Then, in the sixth step, a new addictive function Θ_m(χ) is updated by in the eq (8). Finally, we obtain a classification function Θ_M(χ) and a useful GTB model $\tilde{Θ} (χ)$ as follows:

\begin{matrix} \tilde{Θ} (χ) = Θ_{M} (χ) \end{matrix}

(18)

We use a grid search strategy to select the optimal parameters of GTB with 5-fold cross-validation on the benchmark dataset. The optimized number of trees of the GTB is 2000. And the selected depth of the trees is 3. The rest use the default parameters.

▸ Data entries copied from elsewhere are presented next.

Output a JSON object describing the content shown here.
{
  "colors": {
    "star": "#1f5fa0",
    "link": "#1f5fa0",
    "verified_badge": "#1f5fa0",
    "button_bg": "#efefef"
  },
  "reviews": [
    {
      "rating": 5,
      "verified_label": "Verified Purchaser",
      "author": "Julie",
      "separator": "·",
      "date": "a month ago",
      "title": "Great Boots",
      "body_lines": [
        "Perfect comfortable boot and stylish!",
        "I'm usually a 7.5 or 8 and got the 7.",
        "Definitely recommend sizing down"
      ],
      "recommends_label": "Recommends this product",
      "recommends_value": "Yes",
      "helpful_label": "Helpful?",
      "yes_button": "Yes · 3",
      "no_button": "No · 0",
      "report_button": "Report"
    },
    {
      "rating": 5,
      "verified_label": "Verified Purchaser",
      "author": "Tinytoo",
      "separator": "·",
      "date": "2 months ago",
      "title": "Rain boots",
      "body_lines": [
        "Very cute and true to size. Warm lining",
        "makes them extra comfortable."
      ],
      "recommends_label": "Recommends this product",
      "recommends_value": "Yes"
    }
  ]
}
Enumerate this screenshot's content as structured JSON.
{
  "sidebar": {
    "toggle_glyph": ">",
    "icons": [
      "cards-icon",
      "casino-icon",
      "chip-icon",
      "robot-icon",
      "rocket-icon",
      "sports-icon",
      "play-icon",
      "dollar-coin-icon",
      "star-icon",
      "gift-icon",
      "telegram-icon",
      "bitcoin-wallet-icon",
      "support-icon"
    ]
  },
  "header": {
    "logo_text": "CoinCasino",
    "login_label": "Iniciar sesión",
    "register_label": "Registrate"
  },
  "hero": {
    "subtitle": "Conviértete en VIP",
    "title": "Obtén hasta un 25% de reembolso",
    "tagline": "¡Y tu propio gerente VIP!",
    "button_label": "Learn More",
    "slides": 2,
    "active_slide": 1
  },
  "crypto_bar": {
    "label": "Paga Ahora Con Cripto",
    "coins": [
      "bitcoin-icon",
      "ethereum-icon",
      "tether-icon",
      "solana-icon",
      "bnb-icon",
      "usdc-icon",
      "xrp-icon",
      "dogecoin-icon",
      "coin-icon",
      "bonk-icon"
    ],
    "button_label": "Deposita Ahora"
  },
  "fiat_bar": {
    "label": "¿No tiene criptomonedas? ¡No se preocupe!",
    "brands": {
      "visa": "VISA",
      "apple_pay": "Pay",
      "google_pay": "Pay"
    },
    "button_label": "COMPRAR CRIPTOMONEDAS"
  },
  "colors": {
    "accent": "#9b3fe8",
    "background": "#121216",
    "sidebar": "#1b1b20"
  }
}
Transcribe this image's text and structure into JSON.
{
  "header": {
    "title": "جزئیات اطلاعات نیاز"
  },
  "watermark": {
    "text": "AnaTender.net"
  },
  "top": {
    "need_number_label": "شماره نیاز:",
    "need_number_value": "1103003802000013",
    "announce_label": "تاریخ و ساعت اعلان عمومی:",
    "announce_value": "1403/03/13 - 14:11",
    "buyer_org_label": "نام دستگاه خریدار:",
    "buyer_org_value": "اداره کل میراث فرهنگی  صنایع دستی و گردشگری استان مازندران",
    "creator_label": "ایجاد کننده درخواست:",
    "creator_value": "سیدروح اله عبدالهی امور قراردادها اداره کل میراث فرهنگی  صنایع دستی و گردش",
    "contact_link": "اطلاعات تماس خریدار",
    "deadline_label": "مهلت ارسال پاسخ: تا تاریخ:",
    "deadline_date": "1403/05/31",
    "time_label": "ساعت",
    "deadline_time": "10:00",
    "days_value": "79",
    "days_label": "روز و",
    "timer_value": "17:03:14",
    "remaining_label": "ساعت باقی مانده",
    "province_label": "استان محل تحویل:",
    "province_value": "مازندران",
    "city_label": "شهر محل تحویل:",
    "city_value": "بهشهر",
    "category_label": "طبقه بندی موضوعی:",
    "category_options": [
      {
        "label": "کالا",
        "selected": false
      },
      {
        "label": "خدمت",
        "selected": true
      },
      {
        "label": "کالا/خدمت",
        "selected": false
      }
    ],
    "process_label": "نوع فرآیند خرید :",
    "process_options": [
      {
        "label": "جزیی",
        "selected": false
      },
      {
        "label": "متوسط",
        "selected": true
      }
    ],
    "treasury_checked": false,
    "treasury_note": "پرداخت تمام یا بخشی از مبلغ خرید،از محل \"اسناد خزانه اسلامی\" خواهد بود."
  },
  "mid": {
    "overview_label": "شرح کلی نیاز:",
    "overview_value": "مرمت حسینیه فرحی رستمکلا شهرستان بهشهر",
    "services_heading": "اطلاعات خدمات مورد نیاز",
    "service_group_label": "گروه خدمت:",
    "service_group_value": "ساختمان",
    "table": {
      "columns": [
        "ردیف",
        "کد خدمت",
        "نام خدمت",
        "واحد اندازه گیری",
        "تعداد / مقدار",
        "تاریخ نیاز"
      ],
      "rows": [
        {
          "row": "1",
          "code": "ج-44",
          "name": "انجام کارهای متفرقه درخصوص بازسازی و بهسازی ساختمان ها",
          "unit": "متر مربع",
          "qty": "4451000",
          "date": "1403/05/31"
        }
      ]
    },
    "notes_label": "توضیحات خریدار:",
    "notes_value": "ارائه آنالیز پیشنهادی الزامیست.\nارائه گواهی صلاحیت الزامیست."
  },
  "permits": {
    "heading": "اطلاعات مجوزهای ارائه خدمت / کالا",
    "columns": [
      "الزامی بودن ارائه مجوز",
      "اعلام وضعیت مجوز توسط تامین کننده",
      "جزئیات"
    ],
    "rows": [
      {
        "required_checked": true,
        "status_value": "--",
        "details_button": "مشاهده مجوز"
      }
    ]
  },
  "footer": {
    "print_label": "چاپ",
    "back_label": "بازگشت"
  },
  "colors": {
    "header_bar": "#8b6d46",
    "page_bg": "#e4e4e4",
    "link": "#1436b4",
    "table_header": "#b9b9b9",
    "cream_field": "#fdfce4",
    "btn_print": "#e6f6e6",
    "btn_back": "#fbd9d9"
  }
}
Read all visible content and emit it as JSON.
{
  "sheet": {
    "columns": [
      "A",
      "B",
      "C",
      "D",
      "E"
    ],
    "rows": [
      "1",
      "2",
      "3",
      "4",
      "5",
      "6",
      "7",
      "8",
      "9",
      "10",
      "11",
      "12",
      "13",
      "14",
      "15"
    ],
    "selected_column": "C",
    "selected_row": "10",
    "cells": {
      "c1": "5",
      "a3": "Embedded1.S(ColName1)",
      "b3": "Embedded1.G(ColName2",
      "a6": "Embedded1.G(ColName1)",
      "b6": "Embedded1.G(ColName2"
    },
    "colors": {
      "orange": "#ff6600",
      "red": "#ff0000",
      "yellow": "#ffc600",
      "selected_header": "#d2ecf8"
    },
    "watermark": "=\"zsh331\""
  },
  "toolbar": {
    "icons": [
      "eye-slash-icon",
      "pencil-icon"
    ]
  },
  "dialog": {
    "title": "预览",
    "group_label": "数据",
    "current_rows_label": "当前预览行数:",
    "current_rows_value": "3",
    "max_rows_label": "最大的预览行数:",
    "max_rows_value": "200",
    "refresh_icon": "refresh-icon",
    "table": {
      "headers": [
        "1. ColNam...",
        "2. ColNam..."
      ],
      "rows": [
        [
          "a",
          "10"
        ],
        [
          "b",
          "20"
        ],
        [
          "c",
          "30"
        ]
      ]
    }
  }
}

The source code and data are available at http://www.leideng.org/PredSAV/.

Results and discussion

Benefits of the two-step feature selection

The selection of informative attributes is critically important for building effective and accurate classification models. In total 1521 sequence, Euclidean and Voronoi neighborhood features are initially generated. We apply a two-step feature selection method, consisting of stability selection and sequential forward selection. Stability selection is used as the first attribute selection step for two reasons. First, stability selection can address the difficult variable selection problem with markedly improved error control and structure estimation, especially for high-dimensional problems. Second, stability selection depends little on the chosen initial regularisation and can reduce the risk of overfitting [66]. To assess the utility of the stability selection method, we evaluate the performance by incorporating the GTB classifier with selected attributes that correspond to different cutoffs of stability selection scores. As shown in Table 1, when the number of selected features decreases from 1521 to 152 (the cutoff increases from 0 to 0.2), the highest accuracy of 81.3% is yielded. The other measurements (SEN, SEP, PRE, MCC and AUC) are observed as 0.810, 0.817, 0.823, 0.628 and 0.896, respectively. We select the top 152 features (stability score > 0.2) as the input of the next sequential forward selection step. A set of 44 optimal features is finally selected with the highest AUC score of 0.908. The results of selected features show ∼2% and ∼5% increase in AUC and MCC over the initial features, respectively.

Table 1. Performance of selected attributes with the two-step feature selection method.

The first column lists different cutoffs of stability selection scores.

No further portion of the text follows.